Une thèse contraire à toute l’histoire
Cette thèse est d’abord contraire à toute l’histoire humaine. Au regard du « temps long », la laïcité (sous toutes ses formes) est une invention très récente. Tous les peuples, toutes les sociétés, tous les États jusqu’à récemment ont pratiqué publiquement une religion. Et beaucoup continuent tranquillement aujourd’hui de le faire. Il aura donc fallu attendre 1965 pour que l’Église s’en aperçoive et condamne comme insupportable une pratique aussi répandue et aussi évidente ?

Cette thèse est ensuite contraire à toute l’histoire chrétienne. Les États chrétiens de tous les siècles (et ils furent nombreux, et ils furent divers) ont affirmé la vérité religieuse, ils ont effectué des actes religieux, ils ont prescrit ou interdit à leurs citoyens des actes religieux. Et ceci, respectivement, avec l’accord tacite ou exprès du clergé catholique, mais le plus souvent à la demande même de la hiérarchie ecclésiastique, au besoin appuyée par la menace de peines canoniques.
 
Sans doute, parce que les hommes restent pécheurs même en régime de chrétienté, il a pu exister certains excès, certaines exagérations, certaines oppressions de la légitime liberté intérieure que rappelle le principe moral et canonique : « Personne ne doit, contre son gré propre, être contraint d’embrasser la foi ». Mais ces « bavures » sont accidentelles par rapport à la pratique unanime de la religion comme réalité publique, pratique fondée sur la persuasion que l’État possède bien une compétence en matière religieuse.
Une thèse contraire à la doctrine enseignée avant le Concile
« L’histoire est maîtresse de vie », aimait à répéter l’ancien professeur d’histoire ecclésiastique que fut Jean XXIII. Mais outre l’histoire, qui nous montre la pratique d’une religion d’État à travers les siècles de chrétienté, le Magistère lui-même a rappelé solennellement l’obligation pour la société humaine, prise en corps, de rendre un culte public au vrai Dieu dans le cadre de la véritable religion, la catholique : ce qui signifie une réelle et obligatoire compétence religieuse de l’État.

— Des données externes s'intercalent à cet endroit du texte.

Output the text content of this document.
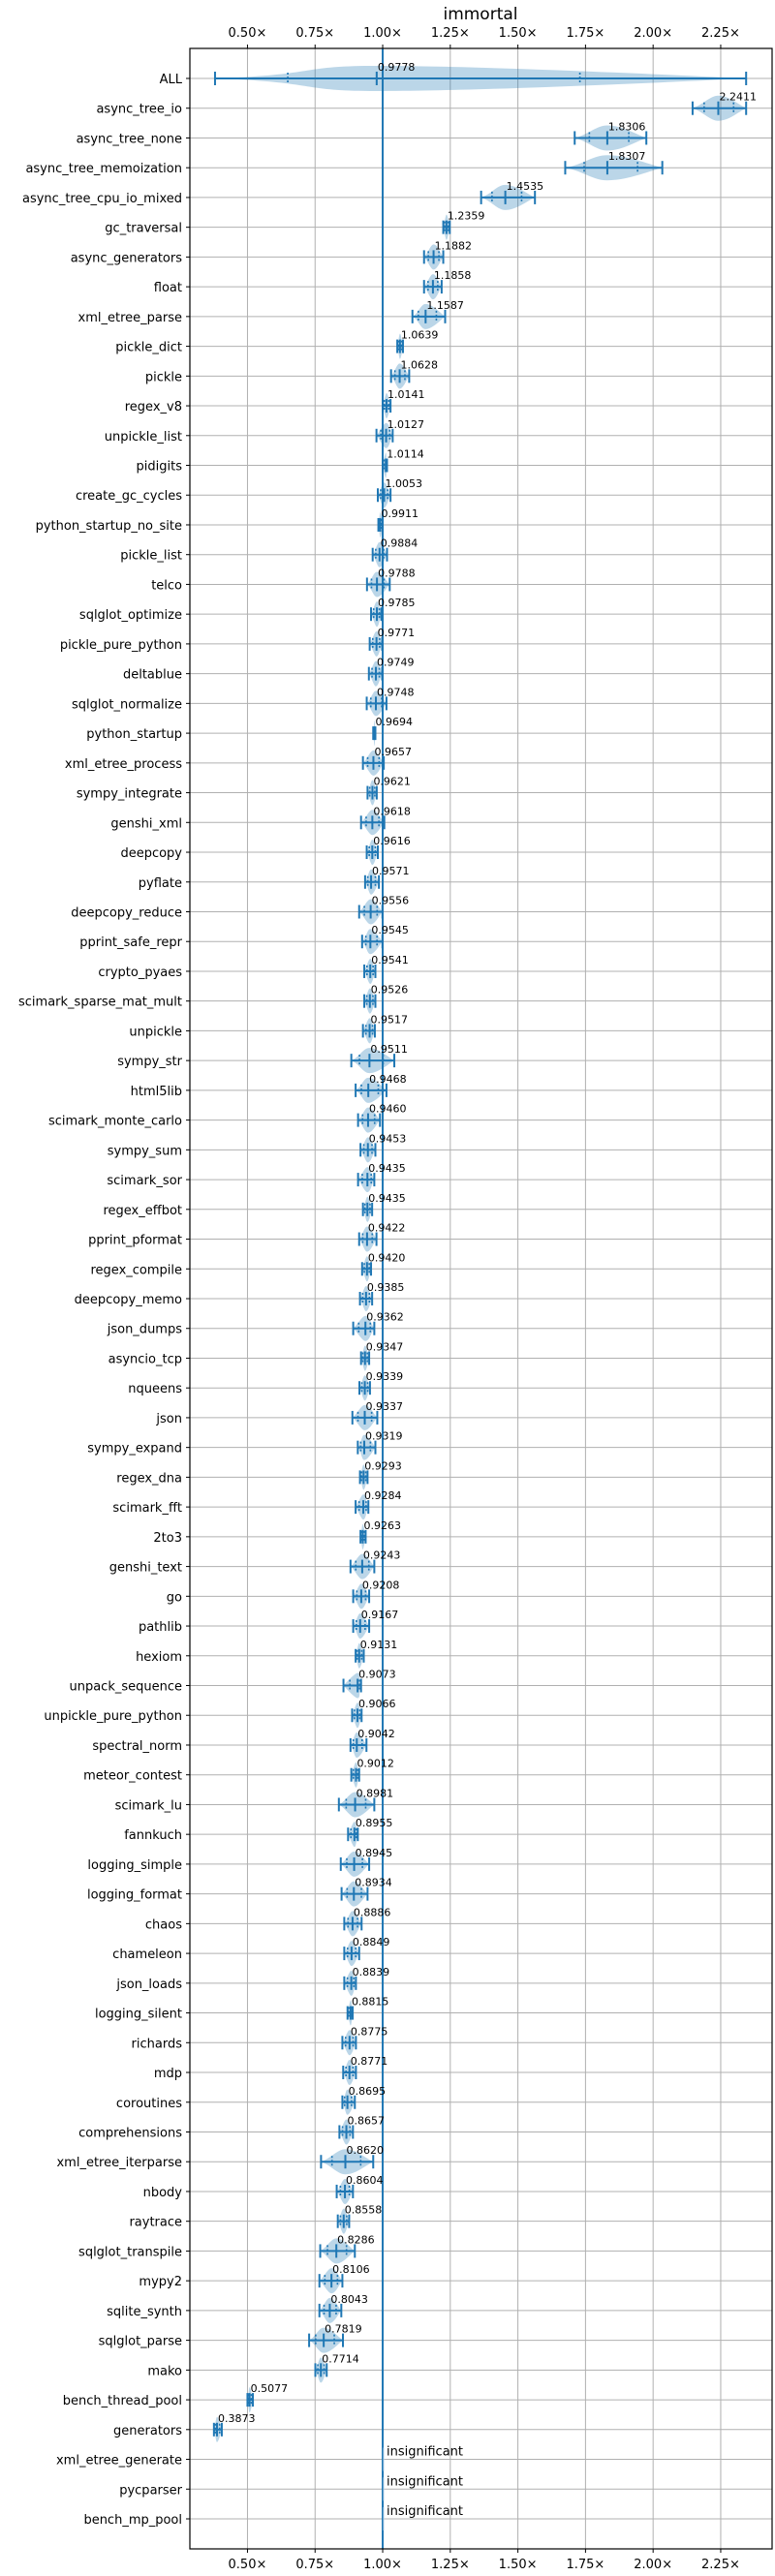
immortal
0.9778
2.2411
1.8306
1.8307
1.4535
1.2359
1.1882
1.1858
1.1587
1.0639
1.0628
1.0141
1.0127
1.0114
1.0053
0.9911
0.9884
0.9788
0.9785
0.9771
0.9749
0.9748
0.9694
0.9657
0.9621
0.9618
0.9616
0.9571
0.9556
0.9545
0.9541
0.9526
0.9517
0.9511
0.9468
0.9460
0.9453
0.9435
0.9435
0.9422
0.9420
0.9385
0.9362
0.9347
0.9339
0.9337
0.9319
0.9293
0.9284
0.9263
0.9243
0.9208
0.9167
0.9131
0.9073
0.9066
0.9042
0.9012
0.8981
0.8955
0.8945
0.8934
0.8886
0.8849
0.8839
0.8815
0.8775
0.8771
0.8695
0.8657
0.8620
0.8604
0.8558
0.8286
0.8106
0.8043
0.7819
0.7714
0.5077
0.3873
insignificant
insignificant
insignificant
ALL
async_tree_io
async_tree_none
async_tree_memoization
async_tree_cpu_io_mixed
gc_traversal
async_generators
float
xml_etree_parse
pickle_dict
pickle
regex_v8
unpickle_list
pidigits
create_gc_cycles
python_startup_no_site
pickle_list
telco
sqlglot_optimize
pickle_pure_python
deltablue
sqlglot_normalize
python_startup
xml_etree_process
sympy_integrate
genshi_xml
deepcopy
pyflate
deepcopy_reduce
pprint_safe_repr
crypto_pyaes
scimark_sparse_mat_mult
unpickle
sympy_str
html5lib
scimark_monte_carlo
sympy_sum
scimark_sor
regex_effbot
pprint_pformat
regex_compile
deepcopy_memo
json_dumps
asyncio_tcp
nqueens
json
sympy_expand
regex_dna
scimark_fft
2to3
genshi_text
go
pathlib
hexiom
unpack_sequence
unpickle_pure_python
spectral_norm
meteor_contest
scimark_lu
fannkuch
logging_simple
logging_format
chaos
chameleon
json_loads
logging_silent
richards
mdp
coroutines
comprehensions
xml_etree_iterparse
nbody
raytrace
sqlglot_transpile
mypy2
sqlite_synth
sqlglot_parse
mako
bench_thread_pool
generators
xml_etree_generate
pycparser
bench_mp_pool
0.50×
0.50×
0.75×
0.75×
1.00×
1.00×
1.25×
1.25×
1.50×
1.50×
1.75×
1.75×
2.00×
2.00×
2.25×
2.25×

L’enseignement de Léon XIII dans Immortale Dei et Libertas
« Il est évident que [la société politique] doit sans faillir accomplir par un culte public les nombreux et importants devoirs qui l’unissent à Dieu. Si la nature et la raison imposent à chacun l’obligation d’honorer Dieu d’un culte saint et sacré, (…) elles astreignent à la même loi la société civile. (…). C’est pourquoi, de même qu’il n’est permis à personne de négliger ses devoirs envers Dieu, et que le plus grand de tous les devoirs est d’embrasser d’esprit et de coeur la religion, non pas celle que chacun préfère, mais celle que Dieu a prescrite et que des preuves certaines et indubitables établissent comme la seule vraie entre toutes, ainsi les sociétés politiques ne peuvent sans crime se conduire comme si Dieu n’existait en aucune manière, ou se passer de la religion comme étrangère et inutile, ou en admettre une indifféremment selon leur bon plaisir. En honorant la Divinité, elles doivent suivre strictement les règles et le mode suivant lesquels Dieu lui-même a déclaré vouloir être honoré. Les chefs d’État doivent donc tenir pour saint le nom de Dieu et mettre au nombre de leurs principaux devoirs celui de favoriser la religion, de la protéger de leur bienveillance, de la couvrir de l’autorité tutélaire des lois, et ne rien statuer ou décider qui soit contraire à son intégrité. (…) Quant à décider quelle religion est la vraie, cela n’est pas difficile à quiconque voudra en juger (…). En effet, des preuves très nombreuses et éclatantes (…) prouvent clairement que la seule vraie religion est celle que Jésus-Christ a instituée lui-même et qu’il a donné mission à son Église de garder et de propager » (Léon XIII, Actes II, pp. 21-23, ou Paix intérieure des nations 130-132).
 
« La société civile, en tant que société, doit nécessairement reconnaître Dieu comme son principe et son auteur, et, par conséquent, rendre à sa puissance et à son autorité l’hommage de son culte.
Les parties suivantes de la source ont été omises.